BEIJING – China on Wednesday said it, too, has places that Japanese political leaders should visit to pay tribute to war victims, in response to Prime Minister Shinzo Abe’s plan to go to Pearl Harbor for that purpose later this month.
“If Japan wants to deeply reflect upon (its wartime actions) and genuinely apologize (for them)… China has many places where they can visit and ponder on the past,” Foreign Ministry spokesman Lu Kang told a press briefing, citing the Memorial Hall of the Victims in the Nanking Massacre as one of them.
“Just as American people do not forget the Pearl Harbor incident, Chinese people also cannot forget … our compatriots who died in the massacre in Nanjing,” he said.

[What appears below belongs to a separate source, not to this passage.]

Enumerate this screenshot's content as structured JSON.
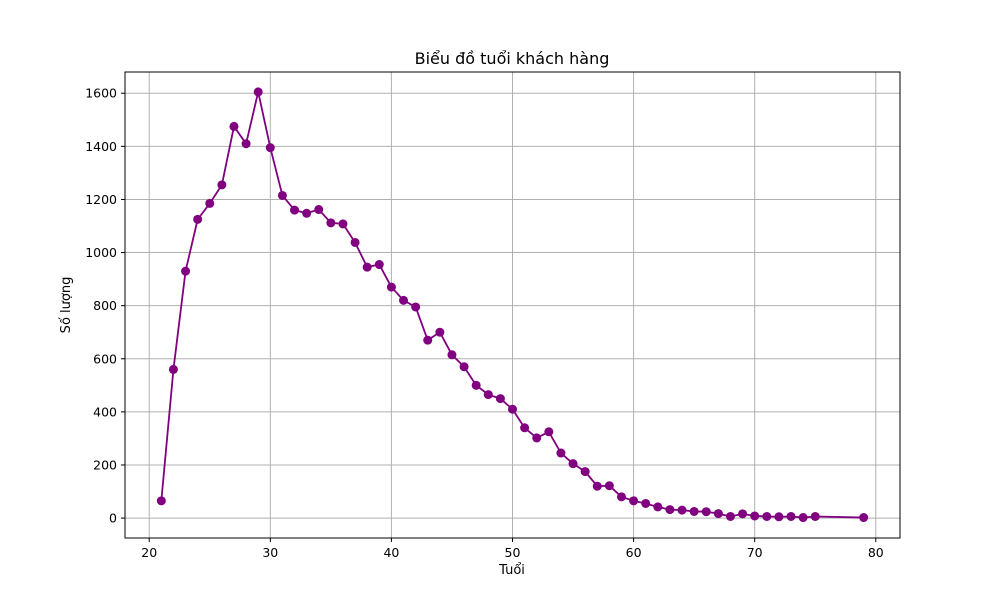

China will hold an annual ceremony next Tuesday for victims of the 1937 massacre committed by the Imperial Japanese Army in what is now the city of Nanjing.
Lu said that other Asian countries also have similar historically significant places and urged that Japanese wartime actions not be forgotten.
His remarks were China’s first official response to Abe’s announcement on Monday that he will visit the site of the Japanese surprise attack on Dec. 7, 1941, that drew the United States into World War II.
Abe will become the first Japanese leader to pay tribute at the USS Arizona Memorial, dedicated to the 1,177 sailors and Marines on board the battleship who died when it was sunk by Japanese bombers.
His trip to Hawaii on Dec. 26 and 27 comes after Barack Obama in May became the first serving U.S. president to visit Hiroshima, which the United States attacked with an atomic bomb on Aug. 6, 1945.
Japanese government officials have said the visit by Abe, who will join the outgoing U.S. president at Pearl Harbor, is not aimed at offering apologies, but remembering the victims of the attack 75 years ago.
Lu said China and the international community are closely watching if Japan can “correctly understand” its militaristic past.